I feel like this movie’s greatest success is that it really does let us inside the head of Wuornos… but this might be its greatest failure too. This is the definition of character study, and considering the character, it really does stir a lot of discomfort. It paints a bleak picture of the world that tells us that love is the answer etc, (“They gotta tell ya somethin’”, Wuornos says in her last voiceover) but presents us with a heroine, or anti-heroine, who claims to be seeking love yet who shows practically none herself. Theron plays Wuornos as a woman with severe communication problems, she loses her temper rapidly, even with the one person, Selby, who she’s able in her gentler moments to share a calm with. It’s hard to sympathise with her, extremely hard, but uncomfortably possible. She’s a representation of everything that is wrong with the world – we need her so we can point the finger because she shows us how good we are, that classic dilemma of evil.

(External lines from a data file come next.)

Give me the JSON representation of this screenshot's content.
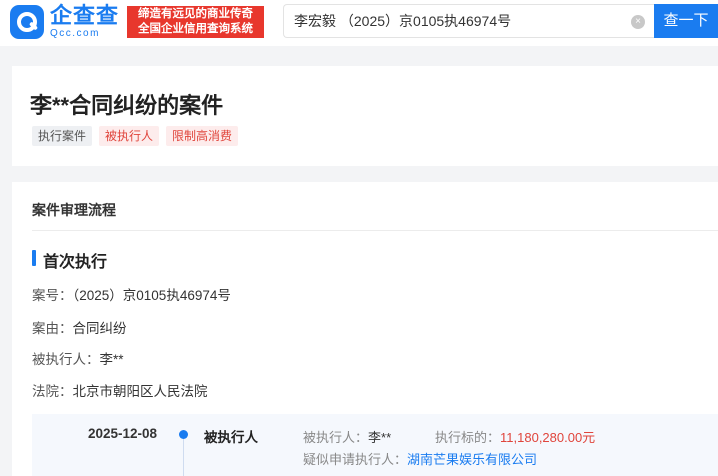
{
  "header": {
    "logo_name": "企查查",
    "logo_domain": "Qcc.com",
    "slogan_line1": "缔造有远见的商业传奇",
    "slogan_line2": "全国企业信用查询系统",
    "search_value": "李宏毅 （2025）京0105执46974号",
    "clear_glyph": "×",
    "search_button": "查一下"
  },
  "case": {
    "title": "李**合同纠纷的案件",
    "tags": [
      "执行案件",
      "被执行人",
      "限制高消费"
    ]
  },
  "process": {
    "section_title": "案件审理流程",
    "stage_title": "首次执行",
    "fields": [
      {
        "label": "案号：",
        "value": "（2025）京0105执46974号"
      },
      {
        "label": "案由：",
        "value": "合同纠纷"
      },
      {
        "label": "被执行人：",
        "value": "李**"
      },
      {
        "label": "法院：",
        "value": "北京市朝阳区人民法院"
      }
    ],
    "timeline": {
      "date": "2025-12-08",
      "role": "被执行人",
      "respondent_label": "被执行人：",
      "respondent_value": "李**",
      "amount_label": "执行标的：",
      "amount_value": "11,180,280.00元",
      "applicant_label": "疑似申请执行人：",
      "applicant_value": "湖南芒果娱乐有限公司"
    }
  },
  "colors": {
    "brand_blue": "#1a7cf0",
    "slogan_red": "#e8372d",
    "alert_red": "#e0453c"
  }
}
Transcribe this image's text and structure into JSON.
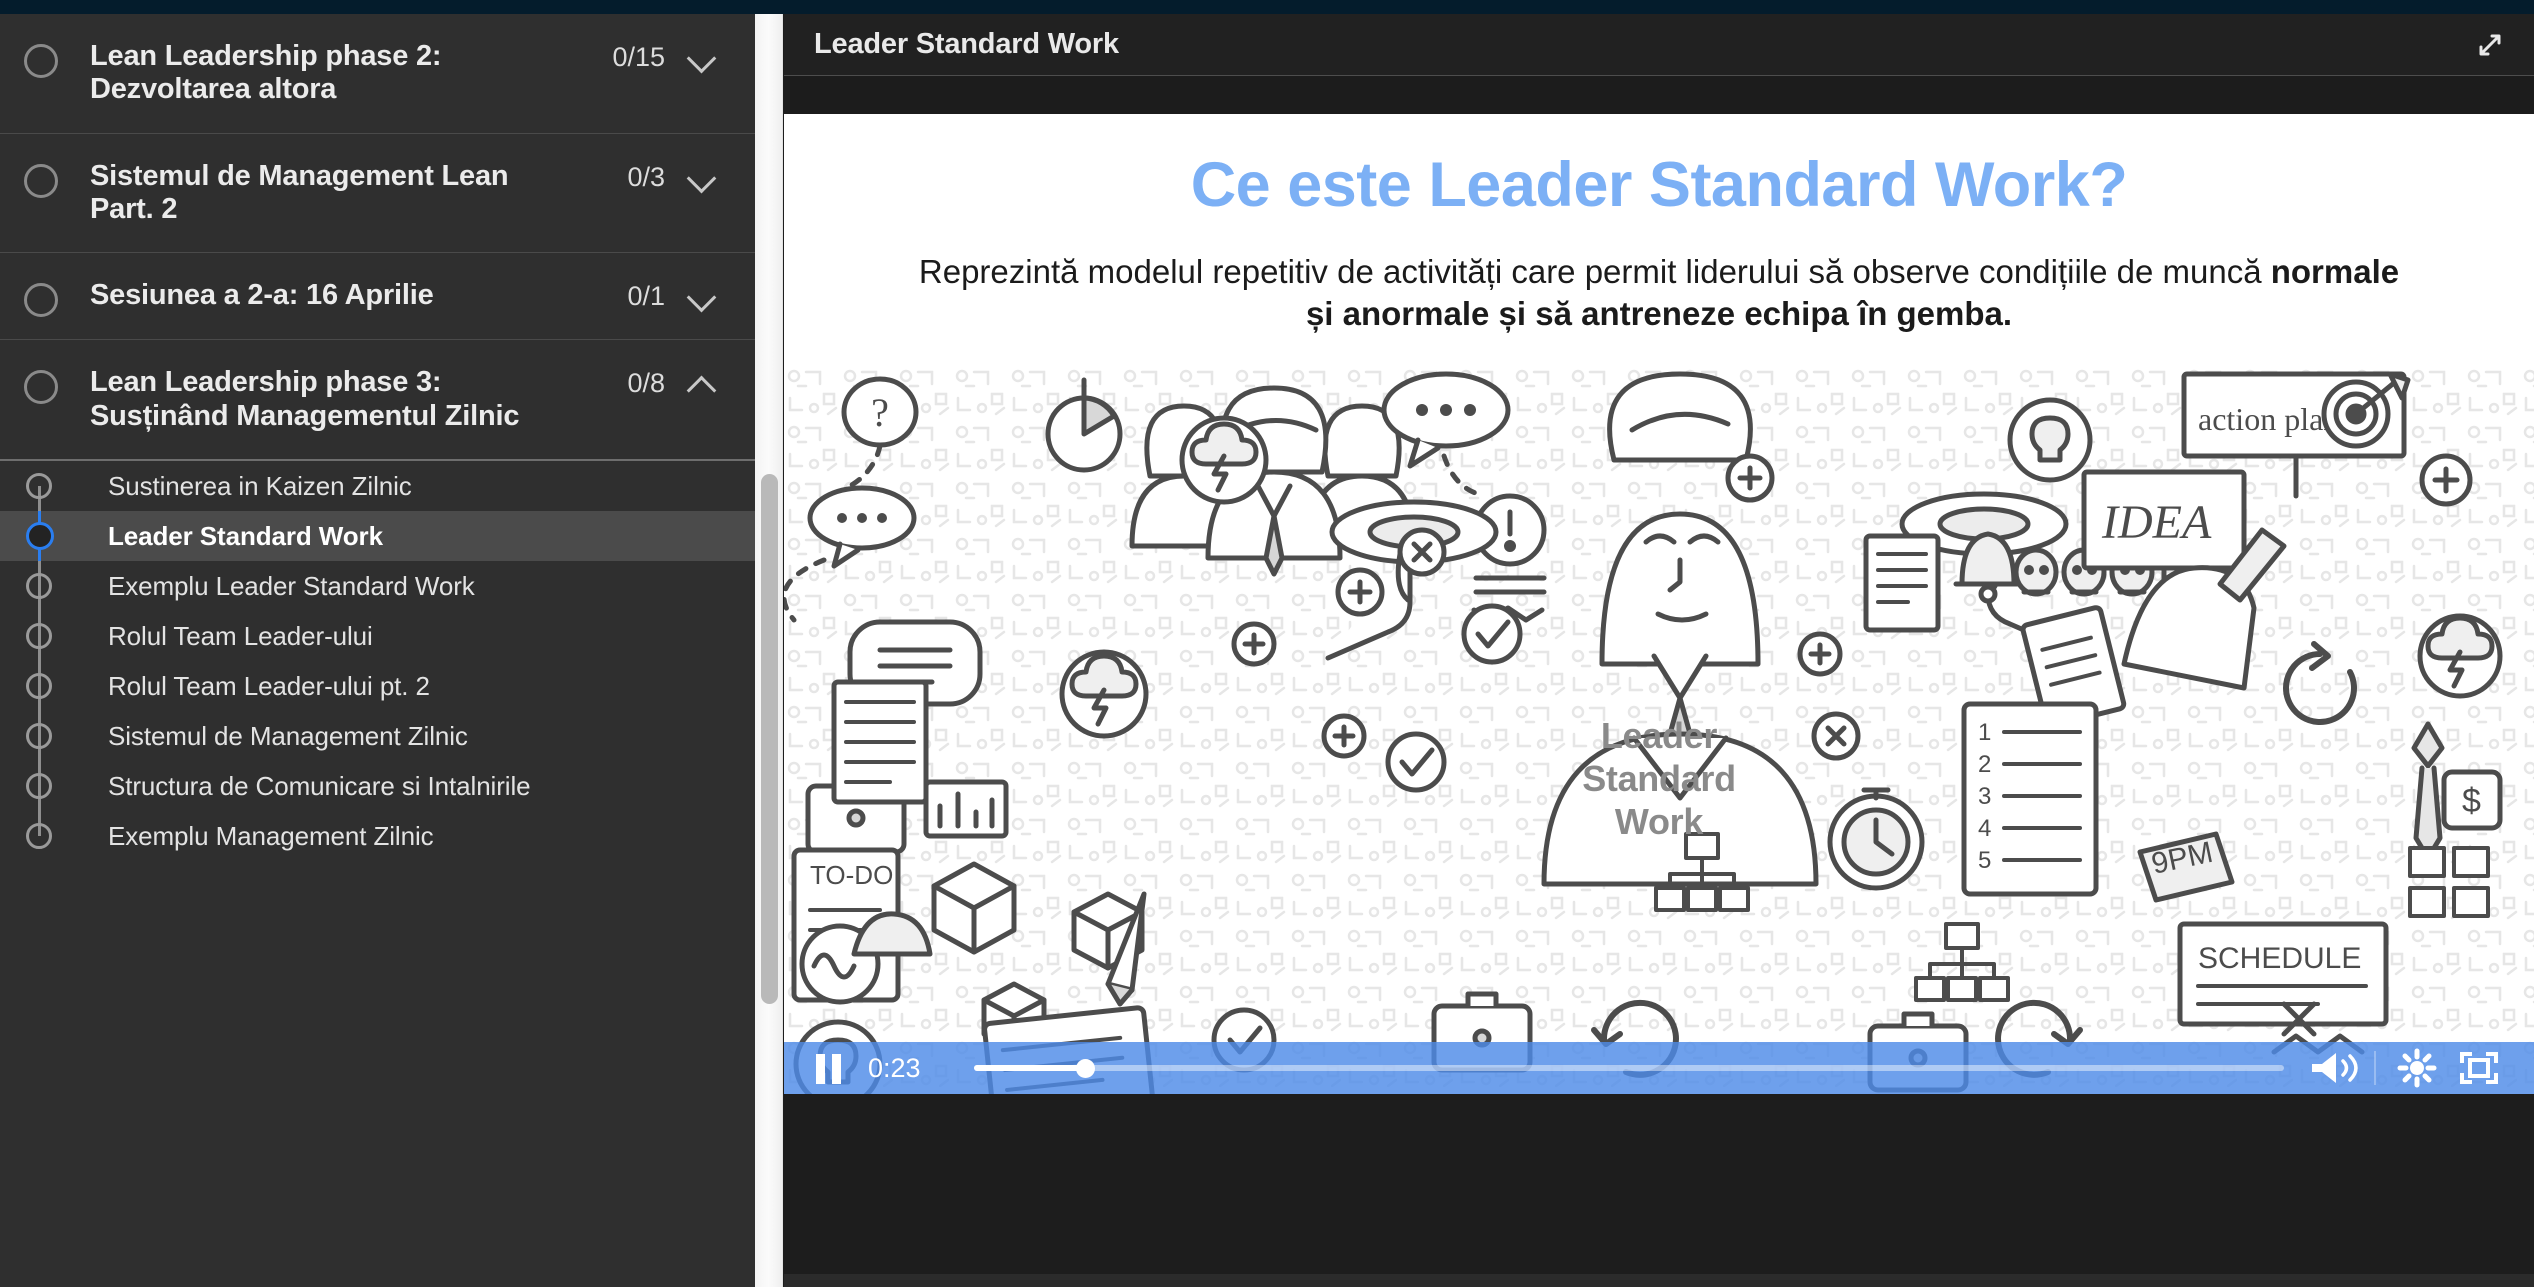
{
  "sidebar": {
    "modules": [
      {
        "title": "Lean Leadership phase 2: Dezvoltarea altora",
        "count": "0/15",
        "chevron": "chevron-down-icon",
        "expanded": false
      },
      {
        "title": "Sistemul de Management Lean Part. 2",
        "count": "0/3",
        "chevron": "chevron-down-icon",
        "expanded": false
      },
      {
        "title": "Sesiunea a 2-a: 16 Aprilie",
        "count": "0/1",
        "chevron": "chevron-down-icon",
        "expanded": false
      },
      {
        "title": "Lean Leadership phase 3: Susținând Managementul Zilnic",
        "count": "0/8",
        "chevron": "chevron-up-icon",
        "expanded": true
      }
    ],
    "lessons": [
      {
        "label": "Sustinerea in Kaizen Zilnic",
        "active": false
      },
      {
        "label": "Leader Standard Work",
        "active": true
      },
      {
        "label": "Exemplu Leader Standard Work",
        "active": false
      },
      {
        "label": "Rolul Team Leader-ului",
        "active": false
      },
      {
        "label": "Rolul Team Leader-ului pt. 2",
        "active": false
      },
      {
        "label": "Sistemul de Management Zilnic",
        "active": false
      },
      {
        "label": "Structura de Comunicare si Intalnirile",
        "active": false
      },
      {
        "label": "Exemplu Management Zilnic",
        "active": false
      }
    ],
    "scrollbar": {
      "name": "sidebar-scrollbar"
    }
  },
  "video": {
    "header_title": "Leader Standard Work",
    "expand_icon": "expand-diagonal-icon",
    "slide": {
      "title": "Ce este Leader Standard Work?",
      "body_prefix": "Reprezintă modelul repetitiv de activități care permit liderului să observe condițiile de muncă ",
      "body_bold": "normale și anormale și să antreneze echipa în gemba.",
      "center_line1": "Leader",
      "center_line2": "Standard",
      "center_line3": "Work",
      "illustration_labels": [
        "action plan",
        "IDEA",
        "TO-DO",
        "SCHEDULE",
        "9PM",
        "?"
      ]
    },
    "controls": {
      "play_icon": "pause-icon",
      "current_time": "0:23",
      "progress_percent": "8.5",
      "volume_icon": "volume-on-icon",
      "settings_icon": "gear-icon",
      "fullscreen_icon": "fullscreen-icon"
    }
  },
  "colors": {
    "accent_blue": "#2a7ef0",
    "player_blue": "#4e8be8",
    "title_blue": "#7cb0f5",
    "sidebar_bg": "#2f2f2f",
    "panel_bg": "#1d1d1d"
  }
}
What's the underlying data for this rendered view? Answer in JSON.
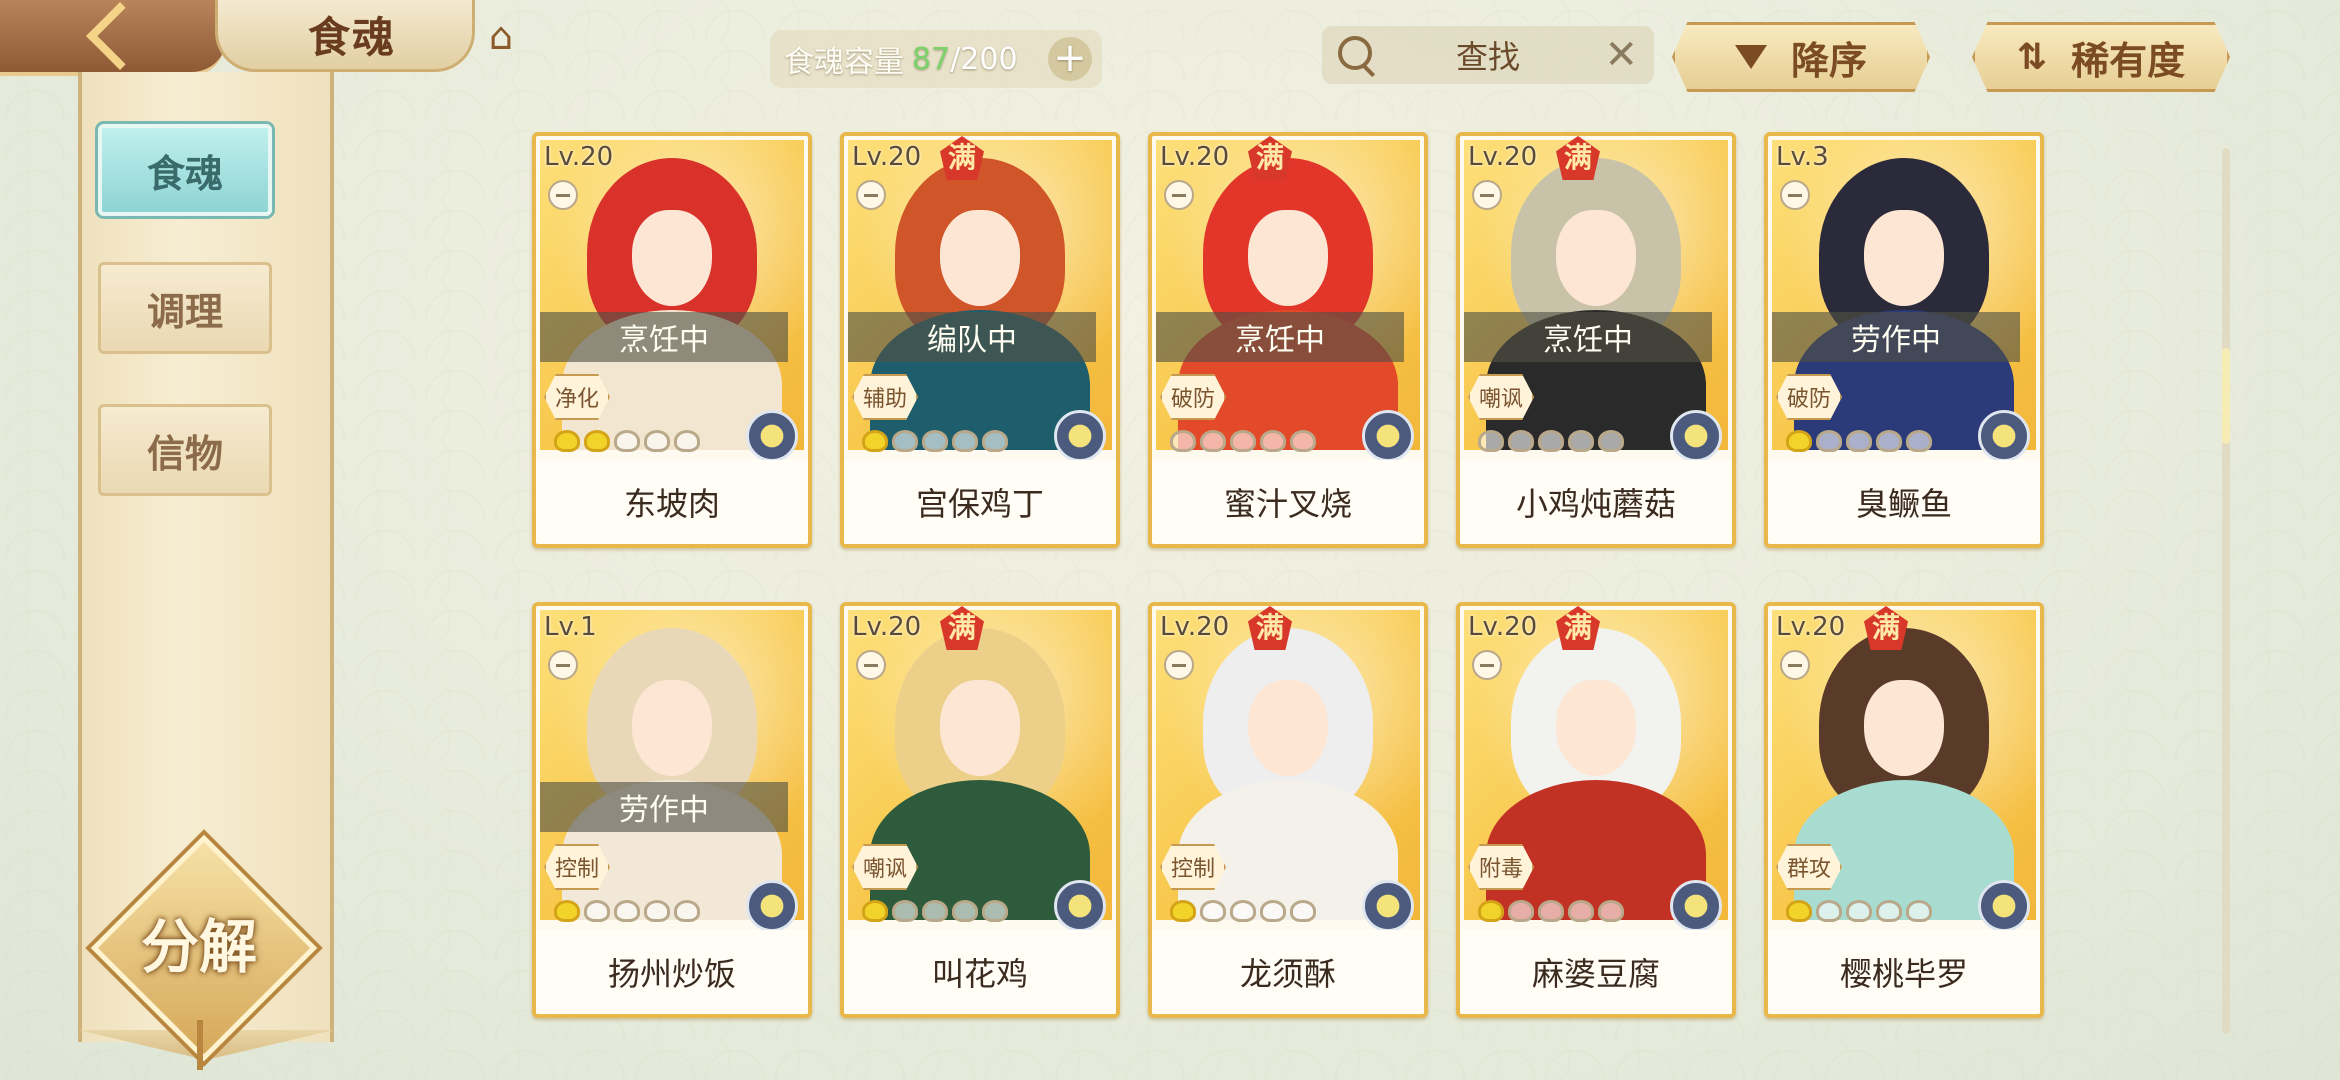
{
  "header": {
    "title": "食魂",
    "capacity": {
      "label": "食魂容量",
      "current": "87",
      "separator": "/",
      "max": "200"
    },
    "search_placeholder": "查找",
    "sort_label": "降序",
    "rarity_label": "稀有度"
  },
  "sidebar": {
    "tabs": [
      {
        "label": "食魂",
        "active": true
      },
      {
        "label": "调理",
        "active": false
      },
      {
        "label": "信物",
        "active": false
      }
    ],
    "decompose_label": "分解"
  },
  "cards": [
    {
      "level": "Lv.20",
      "maxed": false,
      "status": "烹饪中",
      "role": "净化",
      "name": "东坡肉",
      "stars_on": 2,
      "hair": "#d8322a",
      "body": "#f3e6d0"
    },
    {
      "level": "Lv.20",
      "maxed": true,
      "status": "编队中",
      "role": "辅助",
      "name": "宫保鸡丁",
      "stars_on": 1,
      "hair": "#d0562a",
      "body": "#1e5d6b"
    },
    {
      "level": "Lv.20",
      "maxed": true,
      "status": "烹饪中",
      "role": "破防",
      "name": "蜜汁叉烧",
      "stars_on": 0,
      "hair": "#e2362a",
      "body": "#e24a2a"
    },
    {
      "level": "Lv.20",
      "maxed": true,
      "status": "烹饪中",
      "role": "嘲讽",
      "name": "小鸡炖蘑菇",
      "stars_on": 0,
      "hair": "#c8c2a8",
      "body": "#2a2a2a"
    },
    {
      "level": "Lv.3",
      "maxed": false,
      "status": "劳作中",
      "role": "破防",
      "name": "臭鳜鱼",
      "stars_on": 1,
      "hair": "#2a2a3a",
      "body": "#2b3a78"
    },
    {
      "level": "Lv.1",
      "maxed": false,
      "status": "劳作中",
      "role": "控制",
      "name": "扬州炒饭",
      "stars_on": 1,
      "hair": "#e8d8b8",
      "body": "#f1e8d8"
    },
    {
      "level": "Lv.20",
      "maxed": true,
      "status": "",
      "role": "嘲讽",
      "name": "叫花鸡",
      "stars_on": 1,
      "hair": "#ecd08a",
      "body": "#2f5b3d"
    },
    {
      "level": "Lv.20",
      "maxed": true,
      "status": "",
      "role": "控制",
      "name": "龙须酥",
      "stars_on": 1,
      "hair": "#eeeeee",
      "body": "#f4f1ea"
    },
    {
      "level": "Lv.20",
      "maxed": true,
      "status": "",
      "role": "附毒",
      "name": "麻婆豆腐",
      "stars_on": 1,
      "hair": "#f2f2ee",
      "body": "#c23224"
    },
    {
      "level": "Lv.20",
      "maxed": true,
      "status": "",
      "role": "群攻",
      "name": "樱桃毕罗",
      "stars_on": 1,
      "hair": "#5a3a28",
      "body": "#a8dcd0"
    }
  ]
}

This movie doesn’t entirely succeed in saying what I think it wants to say, but you’ve got to give it praise for trying. And Christina Ricci definitely deserves praise for balancing Charlize Theron’s Oscar-winning lead performance. I think each time I watch this movie I’ll find something new in Christina Ricci’s performance – in many ways I think she comes out of the movie the better actress, there are just so many layers in there. If she looks uncomfortable, it’s not because she’s a bad actress, it’s because she’s playing a character who truly doesn’t understand what she’s doing… like Wuornos, she just wants love, but for her it’s much more innocent. Take that into account and you might just see beyond the initial strangeness of her performance.